AUGUSTA — Lawmakers seeking to minimize state cuts to funding for local municipalities said they are looking at various tax credits and incentives as a potential source of revenue.

State Rep. Thom Watson, D-Bath, the chairman of the Taxation Committee, said certain business tax breaks may not be providing the level of economic development that they were intended to during a meeting of members of the Appropriations Committee last Friday .

Watson said his committee would like to mitigate the cuts to municipal revenue sharing that have been proposed by Gov. John Baldacci because they fear it will result in increased property taxes.

“When the cuts we make just merely shift the burden to a different tax system, that bothers us,” he said. “It’s disingenuous to say we’re doing a great job here, we’re saving all this money, when in fact all it means is that I’m going to see my property taxes go up.”

Watson said the Taxation Committee is scheduled to hold a public hearing at 10 a.m. Wednesday to discuss changes to economic development tax credits, imposing service charges on certain tax-exempt entities and reviewing mandates imposed on municipalities.

“If we convince ourselves these programs are working, we’ll leave them in place. If we think that due to lack of transparency or lack of accountability, lack of attention, frankly, they are being funded, but not producing the kind of economic development and growth that they were intended to, then it may be opportune to take that money and spend it elsewhere in this tight budget,” he said. “There are a number of what’s called business tax expenditures, which are breaks primarily for businesses, often for nonprofits. They’ve been on the books for years; they are very expensive.”

State Rep. Sawin Millett of Waterford, the senior Republican on the Appropriations Committee, said he shares concerns about the $27 million in proposed municipal revenue sharing cuts.
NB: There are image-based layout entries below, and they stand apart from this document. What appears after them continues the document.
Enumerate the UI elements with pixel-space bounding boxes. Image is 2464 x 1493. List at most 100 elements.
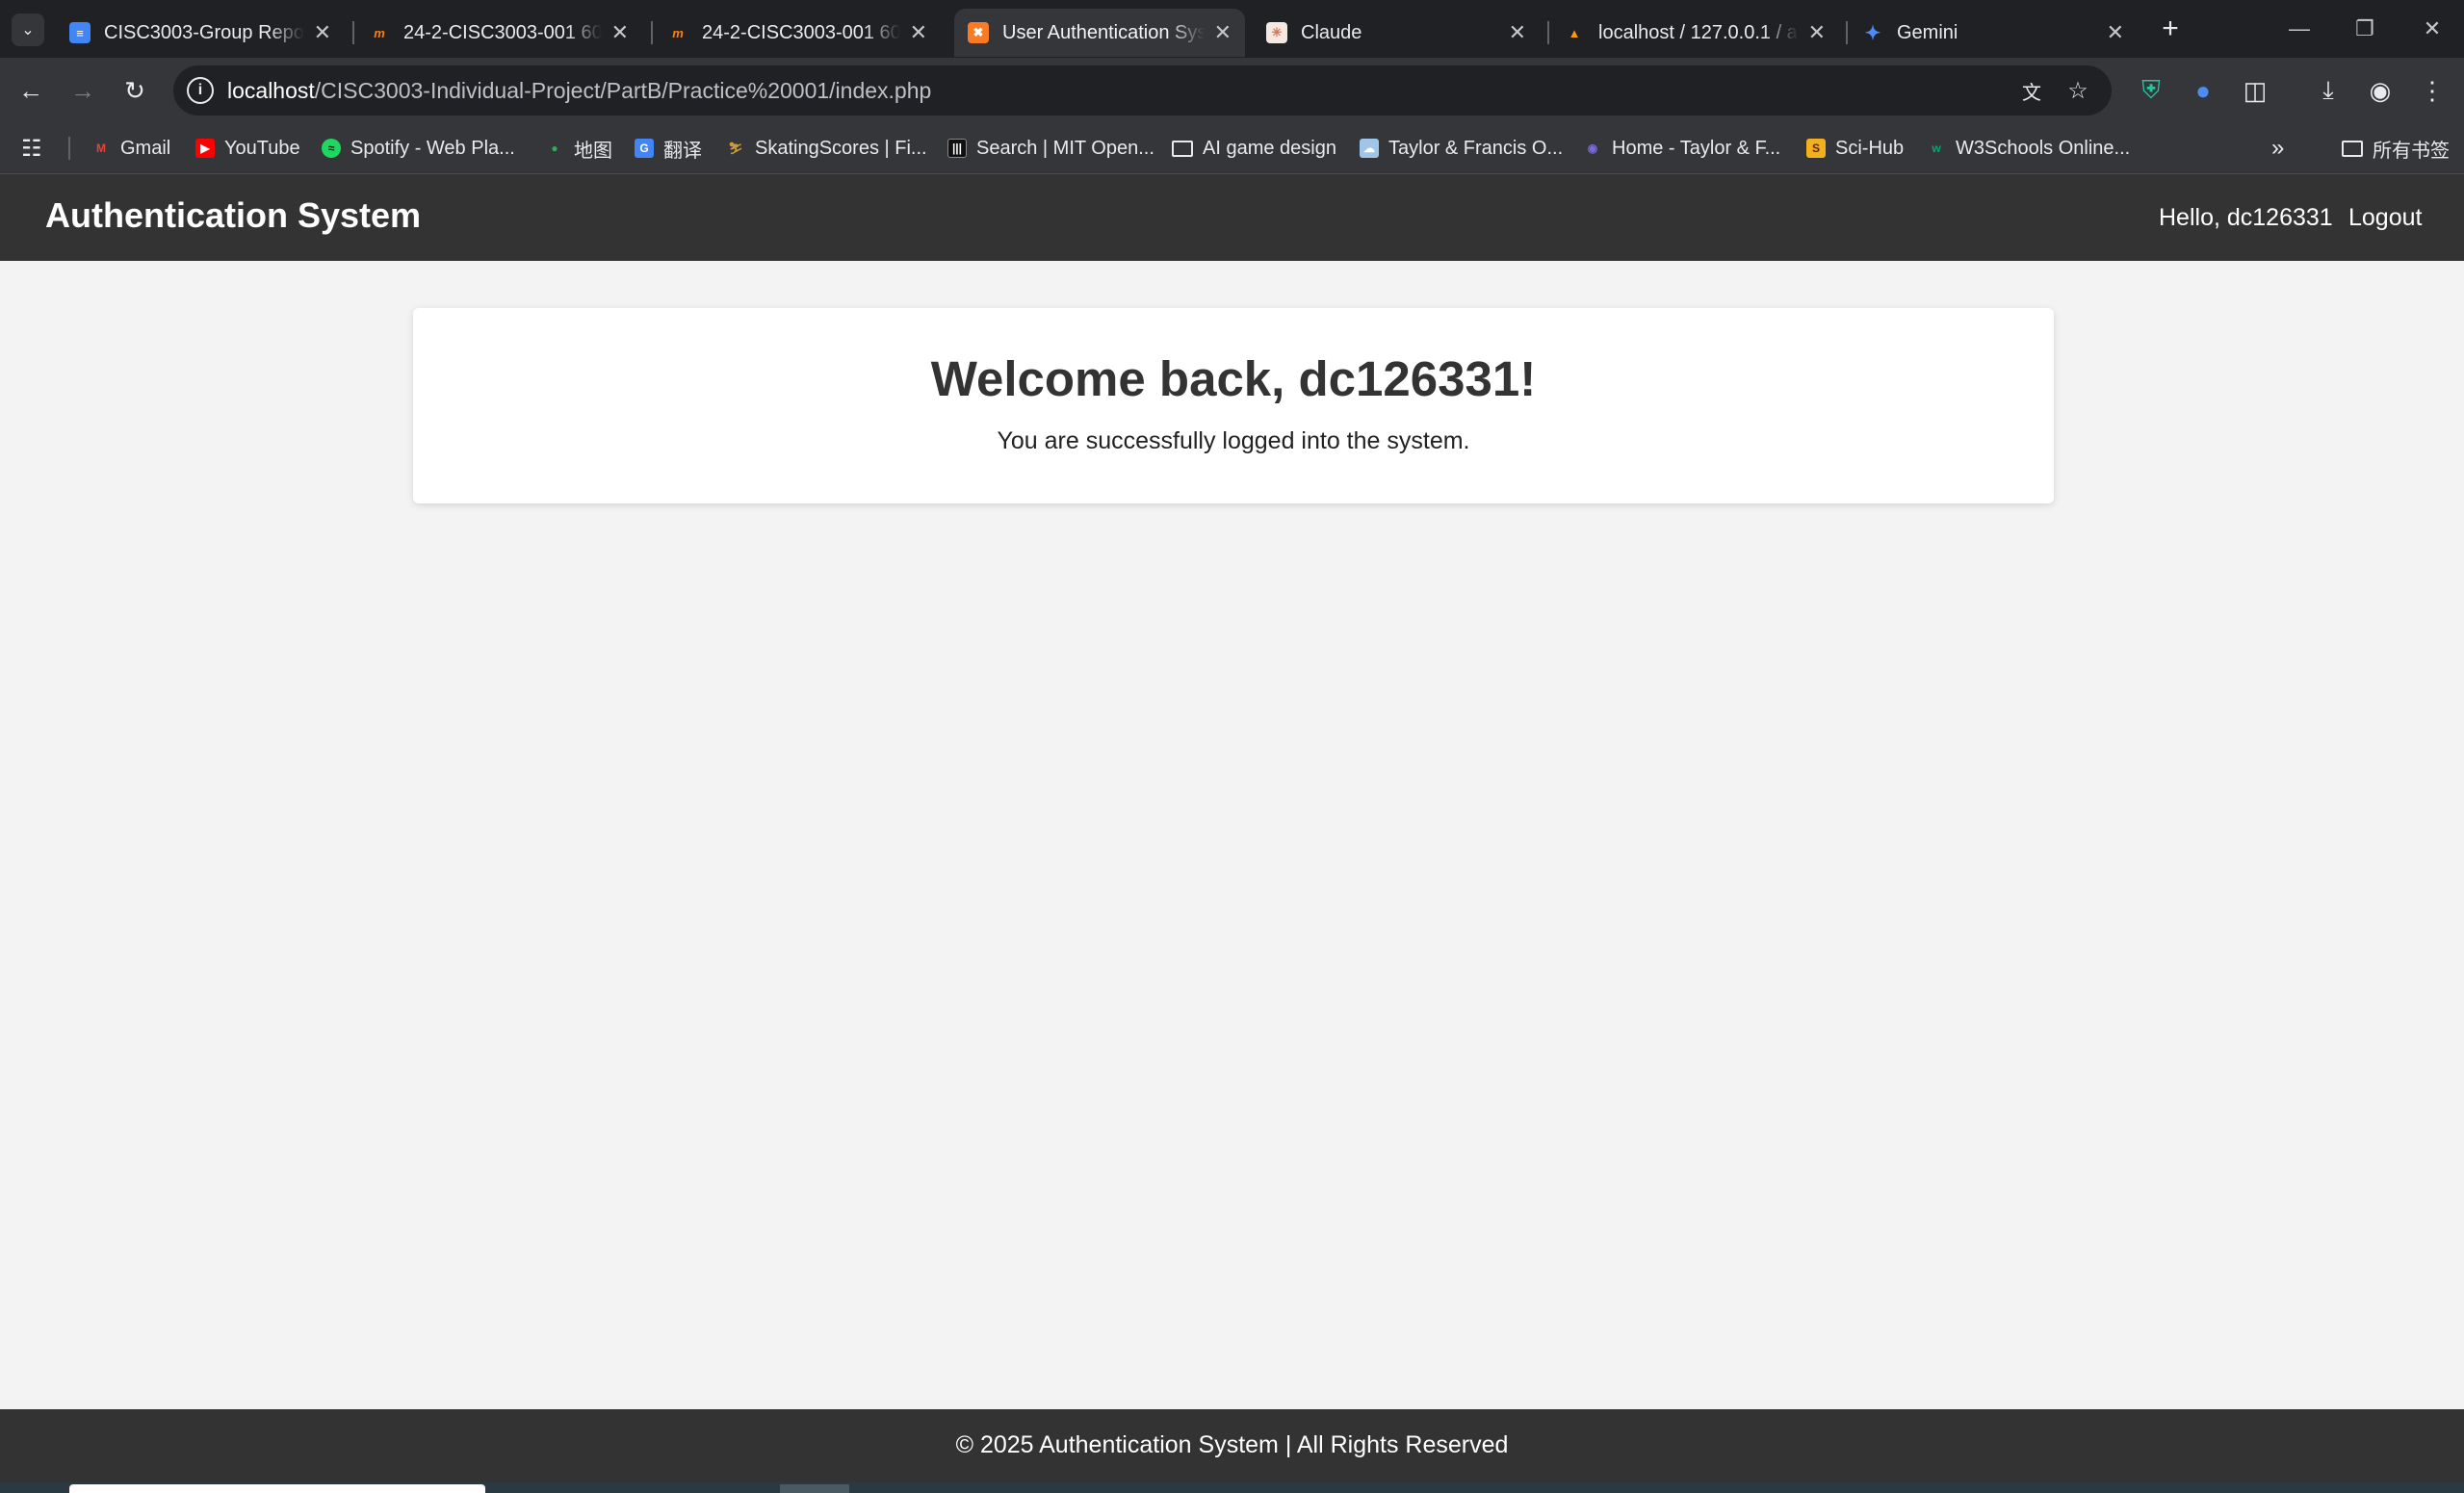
tab-strip: ⌄ ≡ CISC3003-Group Report ✕ m 24-2-CISC3…: [0, 0, 2464, 58]
xampp-icon: ✖: [968, 22, 989, 43]
bookmarks-overflow-button[interactable]: »: [2271, 133, 2284, 164]
tab-phpmyadmin[interactable]: ▲ localhost / 127.0.0.1 / auth ✕: [1550, 9, 1839, 57]
taskbar-app-button[interactable]: [780, 1484, 849, 1493]
close-icon[interactable]: ✕: [910, 20, 927, 45]
address-bar[interactable]: i localhost/CISC3003-Individual-Project/…: [173, 65, 2112, 116]
bookmark-separator: [68, 137, 70, 160]
tab-separator: [1846, 21, 1848, 44]
browser-chrome: ⌄ ≡ CISC3003-Group Report ✕ m 24-2-CISC3…: [0, 0, 2464, 174]
download-icon[interactable]: ⤓: [2309, 71, 2347, 110]
double-chevron-right-icon: »: [2271, 135, 2285, 161]
minimize-icon: —: [2289, 16, 2310, 40]
welcome-card: Welcome back, dc126331! You are successf…: [413, 308, 2054, 503]
tab-group-report[interactable]: ≡ CISC3003-Group Report ✕: [56, 9, 345, 57]
bookmark-taylor-francis-online[interactable]: ☁ Taylor & Francis O...: [1360, 133, 1563, 164]
tab-title: CISC3003-Group Report: [104, 21, 304, 43]
more-menu-icon[interactable]: ⋮: [2413, 71, 2451, 110]
phpmyadmin-icon: ▲: [1568, 25, 1581, 40]
bookmark-gmail[interactable]: M Gmail: [91, 133, 170, 164]
tab-moodle-1[interactable]: m 24-2-CISC3003-001 6006 ✕: [355, 9, 642, 57]
back-button[interactable]: ←: [12, 71, 50, 110]
bookmark-maps[interactable]: ● 地图: [545, 133, 612, 164]
taylor-francis-home-icon: ◉: [1587, 142, 1598, 155]
bookmark-label: Spotify - Web Pla...: [350, 137, 515, 159]
shield-extension-icon[interactable]: ⛨: [2132, 71, 2170, 110]
logout-link[interactable]: Logout: [2348, 204, 2422, 232]
tab-moodle-2[interactable]: m 24-2-CISC3003-001 6006 ✕: [654, 9, 941, 57]
taskbar-search-box[interactable]: [69, 1484, 485, 1493]
folder-icon: [2342, 140, 2363, 157]
close-icon[interactable]: ✕: [2107, 20, 2124, 45]
site-header: Authentication System Hello, dc126331 Lo…: [0, 174, 2464, 261]
scihub-icon: S: [1806, 139, 1826, 158]
mit-icon: |||: [947, 139, 967, 158]
bookmark-taylor-francis-home[interactable]: ◉ Home - Taylor & F...: [1583, 133, 1780, 164]
tab-gemini[interactable]: ✦ Gemini ✕: [1849, 9, 2138, 57]
tab-separator: [1547, 21, 1549, 44]
close-window-button[interactable]: ✕: [2413, 10, 2451, 48]
reload-icon: ↻: [124, 75, 145, 105]
close-icon[interactable]: ✕: [1214, 20, 1232, 45]
welcome-message: You are successfully logged into the sys…: [997, 427, 1470, 454]
os-taskbar: [0, 1482, 2464, 1493]
bookmark-label: Search | MIT Open...: [976, 137, 1154, 159]
chevron-down-icon: ⌄: [21, 22, 35, 39]
puzzle-extensions-icon[interactable]: ◫: [2236, 71, 2274, 110]
bookmark-youtube[interactable]: ▶ YouTube: [195, 133, 300, 164]
bookmark-label: W3Schools Online...: [1956, 137, 2131, 159]
apps-grid-icon: ☷: [21, 135, 42, 162]
maps-icon: ●: [551, 142, 558, 155]
all-bookmarks-button[interactable]: 所有书签: [2342, 133, 2450, 164]
bookmark-label: 翻译: [663, 140, 702, 162]
minimize-button[interactable]: —: [2280, 10, 2319, 48]
arrow-right-icon: →: [70, 75, 95, 105]
site-title[interactable]: Authentication System: [45, 195, 421, 236]
new-tab-button[interactable]: +: [2153, 12, 2188, 46]
tab-search-button[interactable]: ⌄: [12, 13, 44, 46]
bookmark-scihub[interactable]: S Sci-Hub: [1806, 133, 1904, 164]
forward-button[interactable]: →: [64, 71, 102, 110]
bookmark-w3schools[interactable]: w W3Schools Online...: [1927, 133, 2130, 164]
bookmark-ai-game-design[interactable]: AI game design: [1172, 133, 1336, 164]
bookmark-skatingscores[interactable]: ⛷ SkatingScores | Fi...: [726, 133, 926, 164]
star-icon[interactable]: ☆: [2062, 75, 2093, 106]
bookmark-mit-open[interactable]: ||| Search | MIT Open...: [947, 133, 1154, 164]
close-icon[interactable]: ✕: [611, 20, 629, 45]
tab-claude[interactable]: ✳ Claude ✕: [1253, 9, 1540, 57]
restore-button[interactable]: ❐: [2346, 10, 2384, 48]
bookmark-translate[interactable]: G 翻译: [635, 133, 702, 164]
claude-icon: ✳: [1266, 22, 1287, 43]
close-icon[interactable]: ✕: [1808, 20, 1826, 45]
translate-icon: G: [635, 139, 654, 158]
tab-separator: [352, 21, 354, 44]
close-icon[interactable]: ✕: [314, 20, 331, 45]
tab-title: 24-2-CISC3003-001 6006: [403, 21, 602, 43]
site-info-icon[interactable]: i: [187, 77, 214, 104]
bookmark-label: 地图: [574, 140, 612, 162]
tab-title: User Authentication System: [1002, 21, 1205, 43]
translate-icon[interactable]: 文: [2016, 75, 2047, 106]
w3schools-icon: w: [1932, 142, 1941, 155]
address-url[interactable]: localhost/CISC3003-Individual-Project/Pa…: [227, 78, 931, 104]
bookmark-label: Sci-Hub: [1835, 137, 1905, 159]
bookmark-label: YouTube: [224, 137, 300, 159]
bookmarks-bar: ☷ M Gmail ▶ YouTube ≈ Spotify - Web Pla.…: [0, 123, 2464, 174]
moodle-icon: m: [374, 25, 385, 40]
welcome-title: Welcome back, dc126331!: [930, 351, 1537, 406]
apps-button[interactable]: ☷: [21, 133, 42, 164]
bookmark-spotify[interactable]: ≈ Spotify - Web Pla...: [322, 133, 515, 164]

“They are looking at four or five different alternatives, including attempting to remove the tax-exempt status from nonprofits that engage in gambling, doing some expansion in the area of allowing tax-exempt properties to be subject to local taxation, and those ideas are good,” he said. “We share the concern that municipalities need more tools to absorb any cuts that we impose on them from Augusta, and that we try to give them as much budget flexibility, both in the long-term planning sense and in the timing sense, of some of the cuts that are being passed down.”

The effectiveness of tax cuts aimed at economic development has been notoriously hard to quantify, said State Rep. Peggy Rotundo, D-Lewiston, also a member of the Appropriations Committee.

“It was probably five years ago when I initially put something in the budget to require that we start looking at the whole issue,” she said. “Then (the Office of Program Evaluation & Government Accountability) did a study, and then an independent consultant did a study. Now here we are with money being spent on these studies, and we still don’t have a clear sense on the effectiveness of these programs.”

Watson said he was optimistic his committee would find some savings that would help soften cuts to municipalities, but he wasn’t sure how bipartisan the solution would ultimately be.

“When the rubber meets the road and actual programs are posed for reductions, that’s when we’ll find out where we are,” he said. “So far, we’ve had a very bipartisan approach to the discussions; everything has been on the table. We’re good at discussing things that way, but when it comes to actually voting that’s when party tends to take hold.”